Die Antistigma-Studie des Aktionsbündnisses Seelische Gesundheit zeigt Massnahmen auf, um mit diesen Situationen besser umzugehen.

Stereotype über psychische Krankheiten sind in der Allgemeinbevölkerung weit verbreitet, zu psychisch erkrankten Menschen wird häufig Distanz hergestellt, über eigene seelische Erkrankungen nicht gesprochen. Obwohl das Thema seelische Gesundheit seit einiger Zeit eine immer zentralere Bedeutung in der politischen und gesellschaftlichen Debatte bekommt, so z.B. im Zusammenhang mit dem Europäischen Pakt zur psychischen Gesundheit (2008) und den WHO- und EU-Konferenzen zur seelischen Gesundheit, ist die Diagnose „psychisch krank“ noch immer mit einem Stigma versehen, das gravierende Folgen für die Betroffenen hat. Es schadet dem Selbstwertgefühl und den sozialen Netzwerken, verschlechtert den Krankheitsverlauf und reduziert die Lebensqualität.
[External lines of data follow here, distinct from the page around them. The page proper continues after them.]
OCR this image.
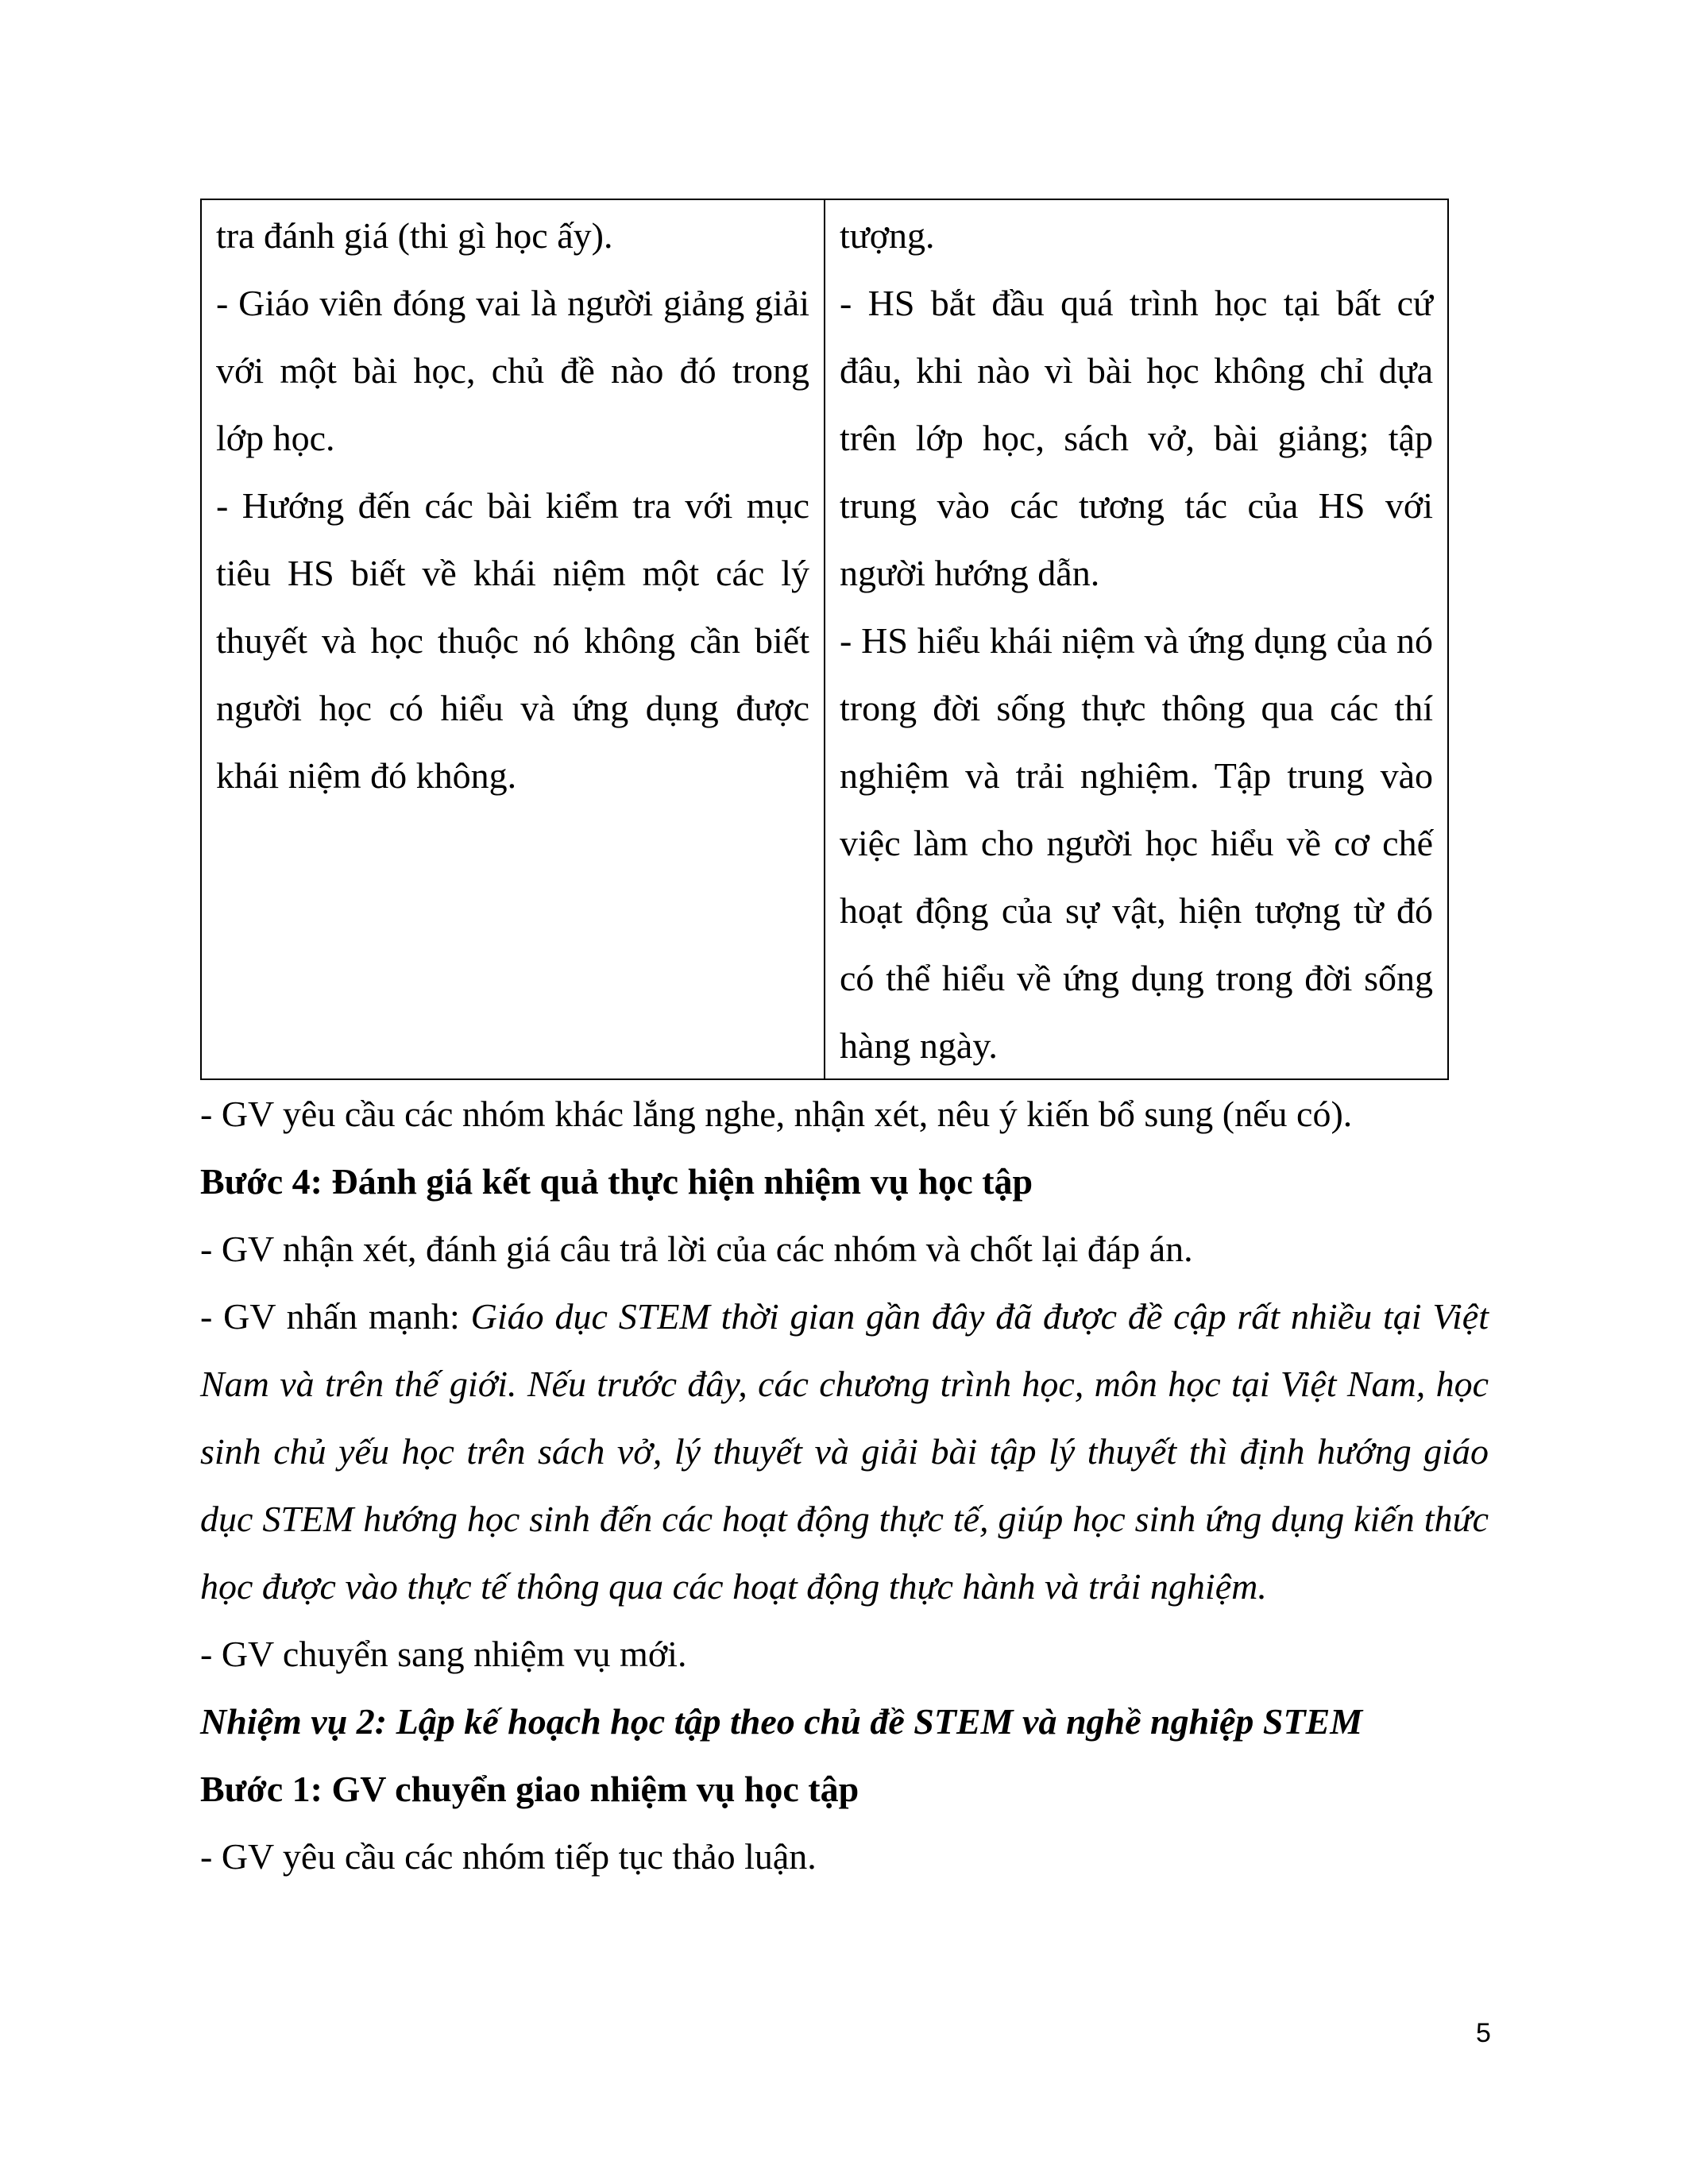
tra đánh giá (thi gì học ấy).

- Giáo viên đóng vai là người giảng giải với một bài học, chủ đề nào đó trong lớp học.

- Hướng đến các bài kiểm tra với mục tiêu HS biết về khái niệm một các lý thuyết và học thuộc nó không cần biết người học có hiểu và ứng dụng được khái niệm đó không.

tượng.

- HS bắt đầu quá trình học tại bất cứ đâu, khi nào vì bài học không chỉ dựa trên lớp học, sách vở, bài giảng; tập trung vào các tương tác của HS với người hướng dẫn.

- HS hiểu khái niệm và ứng dụng của nó trong đời sống thực thông qua các thí nghiệm và trải nghiệm. Tập trung vào việc làm cho người học hiểu về cơ chế hoạt động của sự vật, hiện tượng từ đó có thể hiểu về ứng dụng trong đời sống hàng ngày.

- GV yêu cầu các nhóm khác lắng nghe, nhận xét, nêu ý kiến bổ sung (nếu có).

Bước 4: Đánh giá kết quả thực hiện nhiệm vụ học tập

- GV nhận xét, đánh giá câu trả lời của các nhóm và chốt lại đáp án.

- GV nhấn mạnh: Giáo dục STEM thời gian gần đây đã được đề cập rất nhiều tại Việt Nam và trên thế giới. Nếu trước đây, các chương trình học, môn học tại Việt Nam, học sinh chủ yếu học trên sách vở, lý thuyết và giải bài tập lý thuyết thì định hướng giáo dục STEM hướng học sinh đến các hoạt động thực tế, giúp học sinh ứng dụng kiến thức học được vào thực tế thông qua các hoạt động thực hành và trải nghiệm.

- GV chuyển sang nhiệm vụ mới.

Nhiệm vụ 2: Lập kế hoạch học tập theo chủ đề STEM và nghề nghiệp STEM

Bước 1: GV chuyển giao nhiệm vụ học tập

- GV yêu cầu các nhóm tiếp tục thảo luận.

5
Die Studie „Konzeption und Umsetzung von Interventionen zur Entstigmatisierung seelischer Erkrankungen: Empfehlungen und Ergebnisse aus Forschung und Praxis“ des Aktionsbündnisses Seelische Gesundheit zeigt Massnahmen auf, um mit diesen Situationen besser umzugehen.

Es konnte zum Beispiel gezeigt werden, dass Interventionen vor allem dann wirksam sind, wenn sie interaktiven Kontakt zu Betroffenen integrieren und von gesellschaftlichen Massnahmen begleitet werden. Aber nicht alle Massnahmen erreichen ihr Ziel. Bestimmte Interventionen können sogar kontraproduktiv wirken, wie öffentlicher Protest gegen diskriminierende Darstellung, der nicht von anderen Massnahmen begleitet wird.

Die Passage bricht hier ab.